Now given that loose lips is a risk when dealing with an unsequestered grand jury that has gone on much longer than normal because instead of simply reviewing evidence from the medical examiner, they are reviewing all of the evidence and even questioning witnesses, it still raises even more questions in a case that needed to be credible.

However, I’m sure they’re briefed on the fact that they can be prosecuted for leaking evidence, and at any rate we know Fitch was wrong and it was not the “feds.” With his comments about Eric Holder and the leaks, plus his obvious resentment of Eric Holder investigating the police departments, I think we can in future discount any comments from Mr. Fitch.

However, I’d also like to say to Mr. Fitch: Don’t count on the feds not bringing their own charges. The hopes of the people of Ferguson were always in Eric Holder; he’s the thread they’ve been holding onto.

Ferguson, Missouri, has been fighting their own civil war for some time, and the only hope for peace there is justice. I think it’s pretty obvious why their only chance for justice is the Department of Justice.

The only hope for peace there is justice.

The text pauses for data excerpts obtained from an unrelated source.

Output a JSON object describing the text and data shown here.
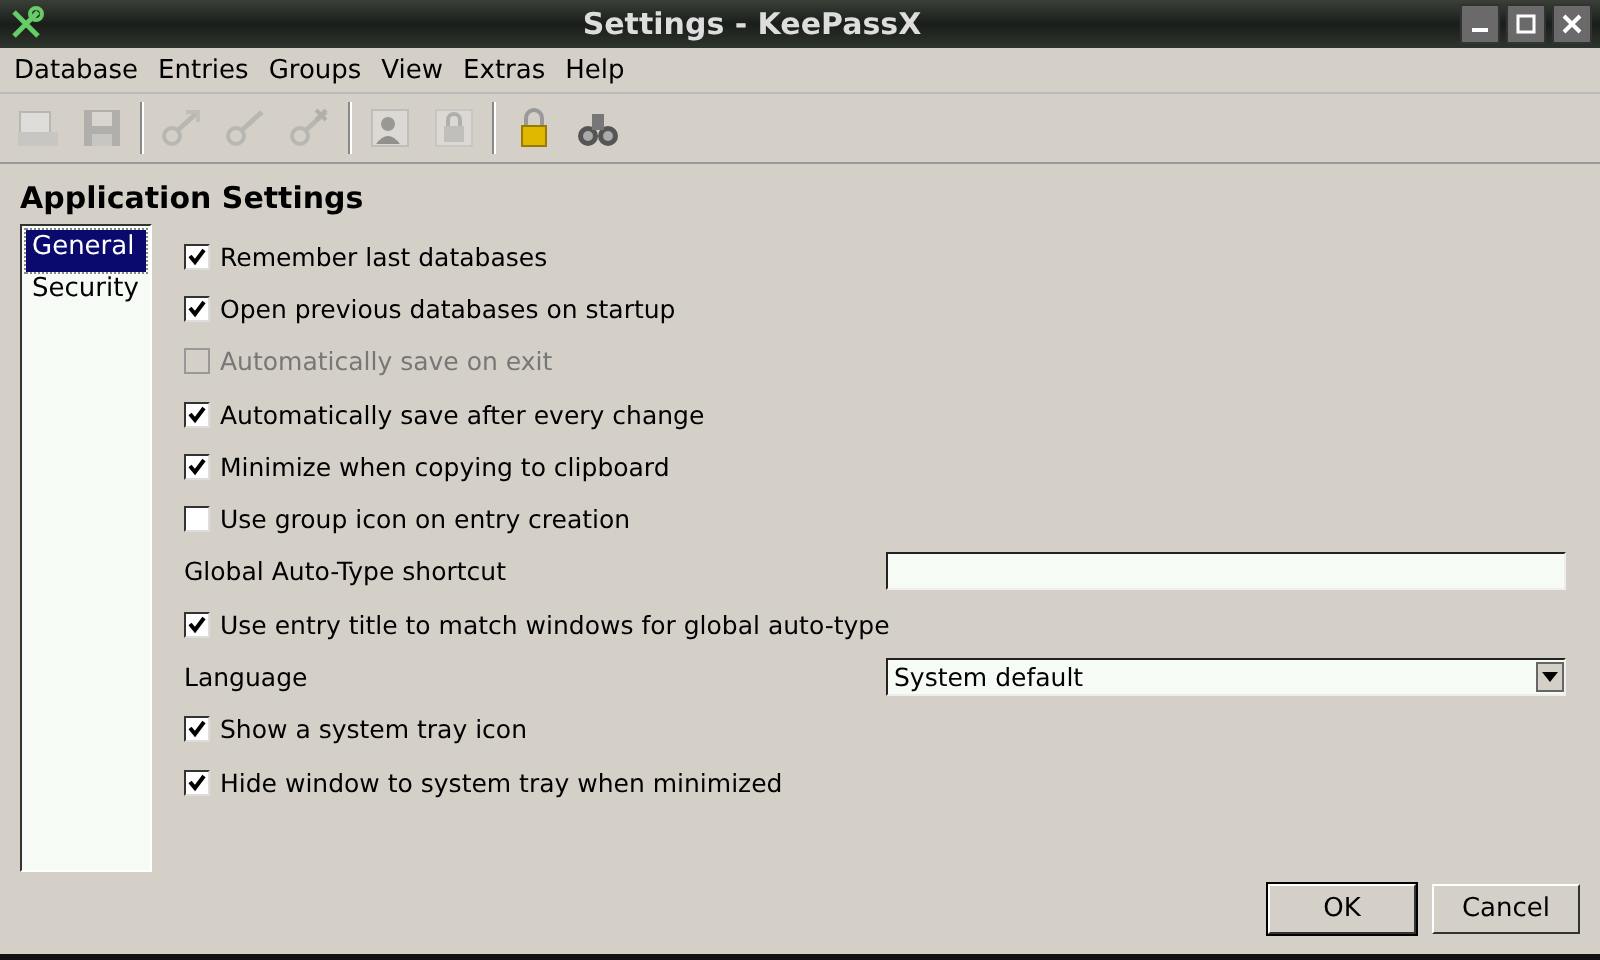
{
  "window": {
    "title": "Settings - KeePassX"
  },
  "menu": [
    "Database",
    "Entries",
    "Groups",
    "View",
    "Extras",
    "Help"
  ],
  "toolbar": [
    {
      "kind": "open",
      "disabled": true
    },
    {
      "kind": "save",
      "disabled": true
    },
    {
      "kind": "sep"
    },
    {
      "kind": "key-add",
      "disabled": true
    },
    {
      "kind": "key-edit",
      "disabled": true
    },
    {
      "kind": "key-delete",
      "disabled": true
    },
    {
      "kind": "sep"
    },
    {
      "kind": "person",
      "disabled": true
    },
    {
      "kind": "padlock-doc",
      "disabled": true
    },
    {
      "kind": "sep"
    },
    {
      "kind": "lock",
      "disabled": false
    },
    {
      "kind": "binoculars",
      "disabled": false
    }
  ],
  "heading": "Application Settings",
  "sections": [
    {
      "label": "General",
      "selected": true
    },
    {
      "label": "Security",
      "selected": false
    }
  ],
  "options": [
    {
      "kind": "checkbox",
      "label": "Remember last databases",
      "checked": true,
      "disabled": false
    },
    {
      "kind": "checkbox",
      "label": "Open previous databases on startup",
      "checked": true,
      "disabled": false
    },
    {
      "kind": "checkbox",
      "label": "Automatically save on exit",
      "checked": false,
      "disabled": true
    },
    {
      "kind": "checkbox",
      "label": "Automatically save after every change",
      "checked": true,
      "disabled": false
    },
    {
      "kind": "checkbox",
      "label": "Minimize when copying to clipboard",
      "checked": true,
      "disabled": false
    },
    {
      "kind": "checkbox",
      "label": "Use group icon on entry creation",
      "checked": false,
      "disabled": false
    },
    {
      "kind": "field",
      "label": "Global Auto-Type shortcut"
    },
    {
      "kind": "checkbox",
      "label": "Use entry title to match windows for global auto-type",
      "checked": true,
      "disabled": false
    },
    {
      "kind": "dropdown",
      "label": "Language",
      "value": "System default"
    },
    {
      "kind": "checkbox",
      "label": "Show a system tray icon",
      "checked": true,
      "disabled": false
    },
    {
      "kind": "checkbox",
      "label": "Hide window to system tray when minimized",
      "checked": true,
      "disabled": false
    }
  ],
  "buttons": [
    "OK",
    "Cancel"
  ]
}
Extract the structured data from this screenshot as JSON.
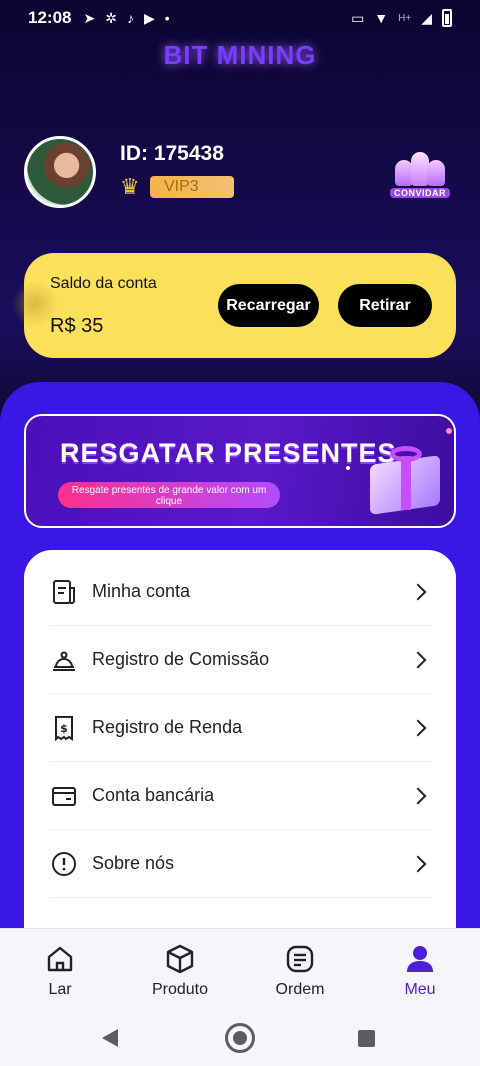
{
  "status_bar": {
    "time": "12:08",
    "network": "H+"
  },
  "app": {
    "title": "BIT MINING"
  },
  "profile": {
    "id_text": "ID: 175438",
    "vip": "VIP3",
    "invite_label": "CONVIDAR"
  },
  "balance": {
    "label": "Saldo da conta",
    "amount": "R$ 35",
    "recharge_label": "Recarregar",
    "withdraw_label": "Retirar"
  },
  "promo": {
    "title": "RESGATAR PRESENTES",
    "subtitle": "Resgate presentes de grande valor com um clique"
  },
  "menu": {
    "items": [
      {
        "label": "Minha conta",
        "icon": "account-statement-icon"
      },
      {
        "label": "Registro de Comissão",
        "icon": "commission-icon"
      },
      {
        "label": "Registro de Renda",
        "icon": "income-receipt-icon"
      },
      {
        "label": "Conta bancária",
        "icon": "bank-card-icon"
      },
      {
        "label": "Sobre nós",
        "icon": "info-icon"
      }
    ]
  },
  "bottom_nav": {
    "items": [
      {
        "label": "Lar",
        "icon": "home-icon"
      },
      {
        "label": "Produto",
        "icon": "cube-icon"
      },
      {
        "label": "Ordem",
        "icon": "order-icon"
      },
      {
        "label": "Meu",
        "icon": "user-icon",
        "active": true
      }
    ]
  },
  "colors": {
    "accent": "#3b17e6",
    "balance_card": "#fbe05a",
    "nav_active": "#4d1fd6"
  }
}
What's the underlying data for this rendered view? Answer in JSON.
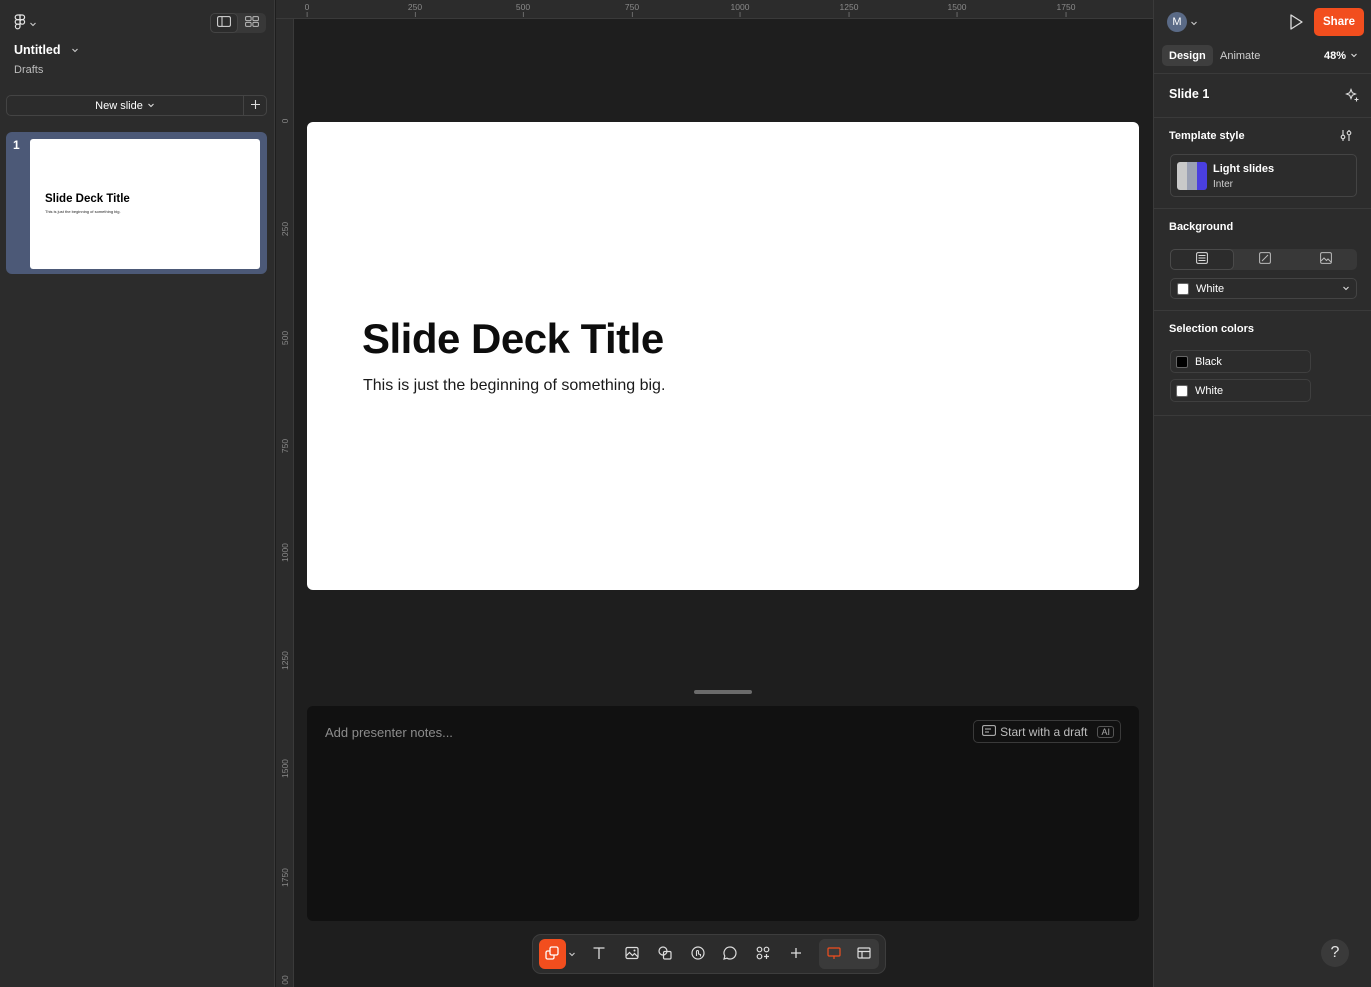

Someone has questioned the fact that I find a correlation between this case and the events of the ‘60s in Mississippi, so let me say this. I see a county that seems to be turning itself wrongside out to keep from even bringing charges in a high profile case where someone has died under increasingly suspicious circumstances. I see the Department of Justice, as well as the governor having to step in, and being blasted for doing so. I see reports of police encouraging people to arm themselves and one even suggesting firehoses against a crowd of largely peaceful protesters. Am I the only one who sees the similarities? I think asking the question of how far we have come from 1963 is certainly a valid one.